It’s rough out there for a student, especially if you’re a student who is also working part-time. Sometimes, you need a little help. A student spoke to Cougar News on a condition of anonymity.
She’s taking four classes this semester and working part-time in a restaurant. Her classes start in the morning and continue until mid-afternoon. After a mind-numbing six hour onslaught of new information, she heads home to get ready for work.
At the restaurant, she endures demanding diners with impossible expectations. Her co-workers often slack, making her job more difficult. After a busy day, the only thing she wants to do when she gets home is sleep…but she can’t. It’s 11:30 p.m. and she has a six-page research paper due in the morning.
Enter study drugs.
Drug use among college students is extremely common and has been well documented for decades. This type of drug use though, is somewhat of a novelty. It seems that young academics are now turning up, not to zone out from the milieu of college responsibilities, but rather, to zone in.
Study drugs, otherwise known as cognitive enhancing drugs or neuro-enhancers, are becoming common place in higher education.
In a 2003 report led by Sean Esteban McCabe of the Substance Abuse Research Center at the University of Michigan, the percentage of healthy students using prescription drugs for non-medical purposes ranges from zero to twenty-five percent, depending on the college.
Adderall, which is usually prescribed to treat attention deficit hyperactivity disorder (ADHD) and narcolepsy, is the most prominent study drug.
Student reviews are favorable and it has made a name for itself for enhancing focus, mental clarity and improving memory. Students also cite increase in productivity as a common effect.

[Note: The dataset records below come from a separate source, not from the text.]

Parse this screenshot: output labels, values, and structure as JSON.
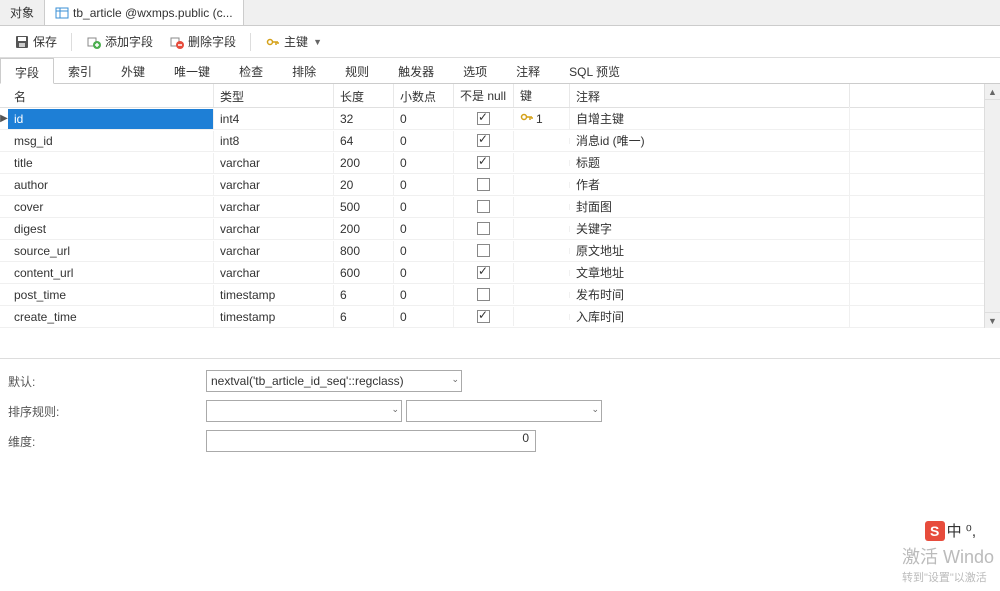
{
  "tabs": {
    "items": [
      {
        "label": "对象",
        "active": false
      },
      {
        "label": "tb_article @wxmps.public (c...",
        "active": true
      }
    ]
  },
  "toolbar": {
    "save": "保存",
    "addField": "添加字段",
    "deleteField": "删除字段",
    "primaryKey": "主键"
  },
  "subtabs": {
    "items": [
      "字段",
      "索引",
      "外键",
      "唯一键",
      "检查",
      "排除",
      "规则",
      "触发器",
      "选项",
      "注释",
      "SQL 预览"
    ],
    "activeIndex": 0
  },
  "grid": {
    "headers": {
      "name": "名",
      "type": "类型",
      "length": "长度",
      "decimal": "小数点",
      "notnull": "不是 null",
      "key": "键",
      "comment": "注释"
    },
    "rows": [
      {
        "name": "id",
        "type": "int4",
        "length": "32",
        "decimal": "0",
        "notnull": true,
        "key": "1",
        "comment": "自增主键",
        "selected": true
      },
      {
        "name": "msg_id",
        "type": "int8",
        "length": "64",
        "decimal": "0",
        "notnull": true,
        "key": "",
        "comment": "消息id (唯一)",
        "selected": false
      },
      {
        "name": "title",
        "type": "varchar",
        "length": "200",
        "decimal": "0",
        "notnull": true,
        "key": "",
        "comment": "标题",
        "selected": false
      },
      {
        "name": "author",
        "type": "varchar",
        "length": "20",
        "decimal": "0",
        "notnull": false,
        "key": "",
        "comment": "作者",
        "selected": false
      },
      {
        "name": "cover",
        "type": "varchar",
        "length": "500",
        "decimal": "0",
        "notnull": false,
        "key": "",
        "comment": "封面图",
        "selected": false
      },
      {
        "name": "digest",
        "type": "varchar",
        "length": "200",
        "decimal": "0",
        "notnull": false,
        "key": "",
        "comment": "关键字",
        "selected": false
      },
      {
        "name": "source_url",
        "type": "varchar",
        "length": "800",
        "decimal": "0",
        "notnull": false,
        "key": "",
        "comment": "原文地址",
        "selected": false
      },
      {
        "name": "content_url",
        "type": "varchar",
        "length": "600",
        "decimal": "0",
        "notnull": true,
        "key": "",
        "comment": "文章地址",
        "selected": false
      },
      {
        "name": "post_time",
        "type": "timestamp",
        "length": "6",
        "decimal": "0",
        "notnull": false,
        "key": "",
        "comment": "发布时间",
        "selected": false
      },
      {
        "name": "create_time",
        "type": "timestamp",
        "length": "6",
        "decimal": "0",
        "notnull": true,
        "key": "",
        "comment": "入库时间",
        "selected": false
      }
    ]
  },
  "form": {
    "defaultLabel": "默认:",
    "defaultValue": "nextval('tb_article_id_seq'::regclass)",
    "collationLabel": "排序规则:",
    "dimensionLabel": "维度:",
    "dimensionValue": "0"
  },
  "watermark": {
    "line1": "激活 Windo",
    "line2": "转到\"设置\"以激活"
  },
  "ime": {
    "letter": "S",
    "text": "中 ⁰,"
  }
}
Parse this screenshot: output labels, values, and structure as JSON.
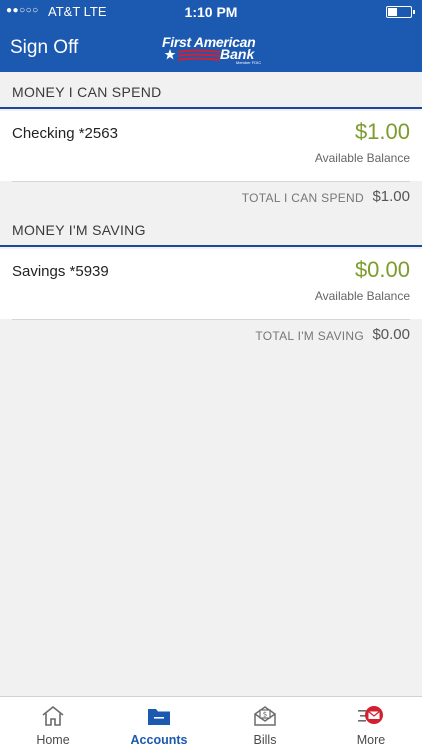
{
  "status": {
    "signal": "●●○○○",
    "carrier": "AT&T  LTE",
    "time": "1:10 PM"
  },
  "header": {
    "signoff_label": "Sign Off",
    "logo_line1": "First American",
    "logo_line2": "Bank",
    "logo_small": "Member FDIC"
  },
  "spend": {
    "heading": "MONEY I CAN SPEND",
    "account_name": "Checking *2563",
    "balance": "$1.00",
    "balance_label": "Available Balance",
    "total_label": "TOTAL I CAN SPEND",
    "total_value": "$1.00"
  },
  "saving": {
    "heading": "MONEY I'M SAVING",
    "account_name": "Savings *5939",
    "balance": "$0.00",
    "balance_label": "Available Balance",
    "total_label": "TOTAL I'M SAVING",
    "total_value": "$0.00"
  },
  "tabs": [
    {
      "label": "Home",
      "icon": "home-icon"
    },
    {
      "label": "Accounts",
      "icon": "folder-icon"
    },
    {
      "label": "Bills",
      "icon": "bills-envelope-icon"
    },
    {
      "label": "More",
      "icon": "mail-menu-icon"
    }
  ],
  "colors": {
    "brand_blue": "#1c59b0",
    "balance_green": "#7c9c2c",
    "section_rule": "#1e4797",
    "logo_red": "#d32030"
  }
}
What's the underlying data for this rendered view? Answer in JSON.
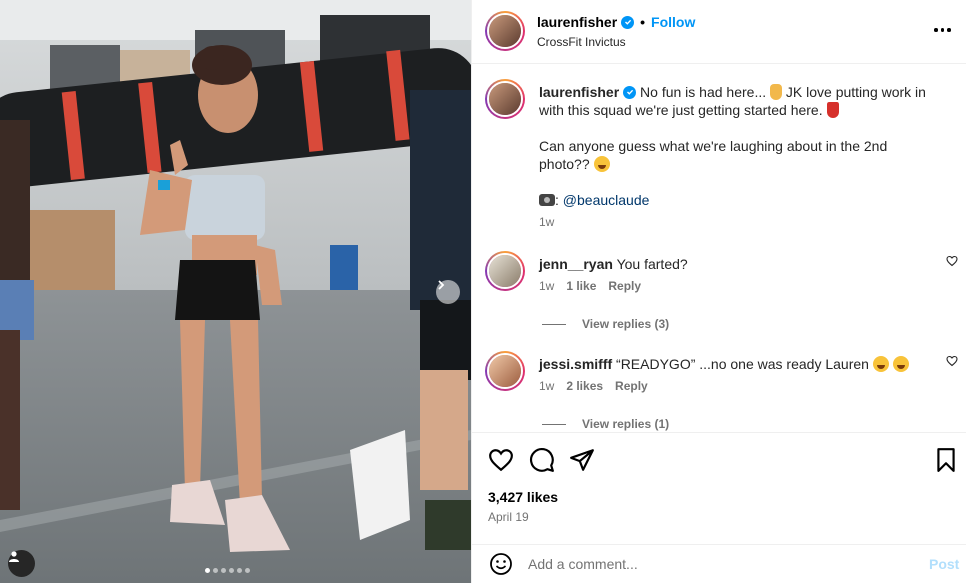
{
  "post": {
    "username": "laurenfisher",
    "follow_label": "Follow",
    "location": "CrossFit Invictus",
    "dot": "•",
    "carousel": {
      "slide_count": 6,
      "active_index": 0
    }
  },
  "caption": {
    "username": "laurenfisher",
    "line1": "No fun is had here... ",
    "line1b": " JK love putting work in with this squad we're just getting started here. ",
    "line2": "Can anyone guess what we're laughing about in the 2nd photo?? ",
    "credit_prefix": ": ",
    "credit_handle": "@beauclaude",
    "time": "1w"
  },
  "comments": [
    {
      "username": "jenn__ryan",
      "text": "You farted?",
      "time": "1w",
      "likes": "1 like",
      "reply_label": "Reply",
      "view_replies": "View replies (3)"
    },
    {
      "username": "jessi.smifff",
      "text": "“READYGO” ...no one was ready Lauren ",
      "time": "1w",
      "likes": "2 likes",
      "reply_label": "Reply",
      "view_replies": "View replies (1)"
    }
  ],
  "stats": {
    "likes": "3,427 likes",
    "date": "April 19"
  },
  "composer": {
    "placeholder": "Add a comment...",
    "post_label": "Post"
  },
  "icons": {
    "verified": "verified-badge-icon",
    "more": "more-options-icon",
    "like": "heart-icon",
    "comment": "comment-icon",
    "share": "share-icon",
    "save": "bookmark-icon",
    "emoji": "emoji-icon",
    "next": "chevron-right-icon",
    "tags": "user-tag-icon"
  },
  "colors": {
    "accent": "#0095f6",
    "text": "#262626",
    "muted": "#737373",
    "post_disabled": "#b2dffc"
  }
}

‘Addie’ as it has playfully been dubbed, isn’t the only neuro-enhancer students are turning to for their mid-term and finals week cram sessions.
Several other prescription drugs are popping up including Ritalin, Concerta, and Provigil to name a few. Students who have experimented with these drugs say the results and benefits are real. The question is, are they safe?
“If you take these kinds of drugs, they can cause heart problems, you can get addicted to them, so you build up a tolerance to them, you can get depressed, you can get agitated, you can have problems with anger and irritability, anxiety,”said Larry Shallert, Assistant Director of the Mental Health Program at College of the Canyons.
“This doesn’t make you smarter, these kinds of drugs. They may make you concentrate and focus on things, you may have felt like you did better on a test because of that, but the fact of the matter is, you probably didn’t, you probably just focused more. ”
Those who take Adderall and drugs like it are also prone to becoming side-tracked. Stories of students organizing their iTunes library for an hour or obsessively cleaning their rooms, instead of studying, are not unheard of.
Still, there are those who swear by it to boost their ability to study.
The student told us: “I had a large work load and it help me focus and get through studying…with four classes and a lot of homework, it’s kind of hard…I’m a big procrastinator…it takes me two hours longer to do an essay than it needs to, and it [Adderall] kind of just gets me focused…focused and ready to do it.”
Health experts like Shallert say the best way to boost cognition is to do it naturally. Be sure to get plenty of sleep and stay physically active. Health advocates also tout meditation and brain training games as a viable way to improve cognitive functions.